La purificación de la iconicidad transgresora

Como se mencionó en la introducción, la coyuntura comercial contemporánea ha resultado especialmente propicia para la exportación del personaje de Harley Quinn a toda clase de formatos distintos a sus orígenes en los libros de cómics y las series animadas. A manera de anticipación y respuesta a la exposición del personaje en la industria del cine, se ha vuelto atractiva la replicación de la superficie estética del binomio inocencia/sexualidad característico de la villana desde 1992. No experimenta la misma replicación la dimensión moral de su iconicidad que, de haber encarnado una narrativa de agencia antisocial, llegó a la gran pantalla como la historia de una “joven normal” que cometió el error de enamorarse de un hombre que la torturó para volverla Harley Quinn.

La popularización del nuevo icono no solamente ha tenido lugar en nichos de mercado completamente orientados a la narrativa del género ficción. Muchas de las características de la villana se han retomado en magazines destinados al consumo femenino y que usualmente presentan contenidos sobre tendencias y consejos en lo referente a vestimenta, calzado, maquillaje, relaciones de pareja, salud y estilo de vida.
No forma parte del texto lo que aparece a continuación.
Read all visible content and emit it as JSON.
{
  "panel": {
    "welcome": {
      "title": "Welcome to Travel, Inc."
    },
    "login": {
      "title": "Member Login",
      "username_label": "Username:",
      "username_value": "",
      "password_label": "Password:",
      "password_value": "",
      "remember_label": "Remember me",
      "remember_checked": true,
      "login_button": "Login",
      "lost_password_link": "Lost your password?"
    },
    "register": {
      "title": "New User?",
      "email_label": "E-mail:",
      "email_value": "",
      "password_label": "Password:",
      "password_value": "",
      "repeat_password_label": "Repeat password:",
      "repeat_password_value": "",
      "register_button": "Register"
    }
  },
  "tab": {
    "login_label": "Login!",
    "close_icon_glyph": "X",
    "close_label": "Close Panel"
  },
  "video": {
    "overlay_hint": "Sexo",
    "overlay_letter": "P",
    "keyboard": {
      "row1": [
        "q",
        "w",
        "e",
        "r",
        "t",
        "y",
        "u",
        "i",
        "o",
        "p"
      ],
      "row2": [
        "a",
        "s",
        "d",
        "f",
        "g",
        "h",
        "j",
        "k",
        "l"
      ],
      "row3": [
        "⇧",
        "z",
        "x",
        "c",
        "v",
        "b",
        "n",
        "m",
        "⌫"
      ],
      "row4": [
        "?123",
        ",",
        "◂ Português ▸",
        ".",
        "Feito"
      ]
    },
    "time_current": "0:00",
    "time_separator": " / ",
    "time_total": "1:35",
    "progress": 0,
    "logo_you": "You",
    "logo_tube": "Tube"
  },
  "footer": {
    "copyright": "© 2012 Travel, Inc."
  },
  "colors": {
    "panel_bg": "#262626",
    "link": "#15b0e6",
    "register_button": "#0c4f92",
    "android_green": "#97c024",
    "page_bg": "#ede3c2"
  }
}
Resalta que, en estas publicaciones, Harley Quinn se despliegue como un modelo a emular, para lo cual los rasgos más antisociales de su narrativa se procesan mediante dos estrategias. Por una parte, en la presentación que se hace de su historia se omiten sus conductas más disruptivas, aunque se provea de secciones destinadas a hablar del personaje antes de la película Escuadrón suicida. Por otro lado, los comportamientos tabús de Harley Quinn pasan por cierta “expiación” para volverla digna de compasión y un referente emulable.

La purificación de Harley Quinn puede retomarse como evidencia empírica de dos hechos sugeridos previamente en el análisis. Si se sostenía que las características monstruosas de los personajes irreverentes les colocaban en un espacio fuera de los parámetros de la normalidad aceptable, (i) la normalización de los irreverentes hace posible que pasen a ocupar un lugar en el “nosotros” de la sociedad. Adicionalmente, antes se ha profundizado como tesis central en que mirar más allá de la condición de víctima de violencia de Harley Quinn permite apreciar su capacidad agéntica en las situaciones que marcan su vida. En una foto en negativo de este argumento, (ii) la purificación del personaje para dejarle en condiciones de ser imitado requiere de reducirle a la calidad de víctima de las circunstancias, con una narración en la que destaca la indefensión ante fuerzas superiores a ella, con lo que se obtura la lectura en clave de agencia de su vida y acciones.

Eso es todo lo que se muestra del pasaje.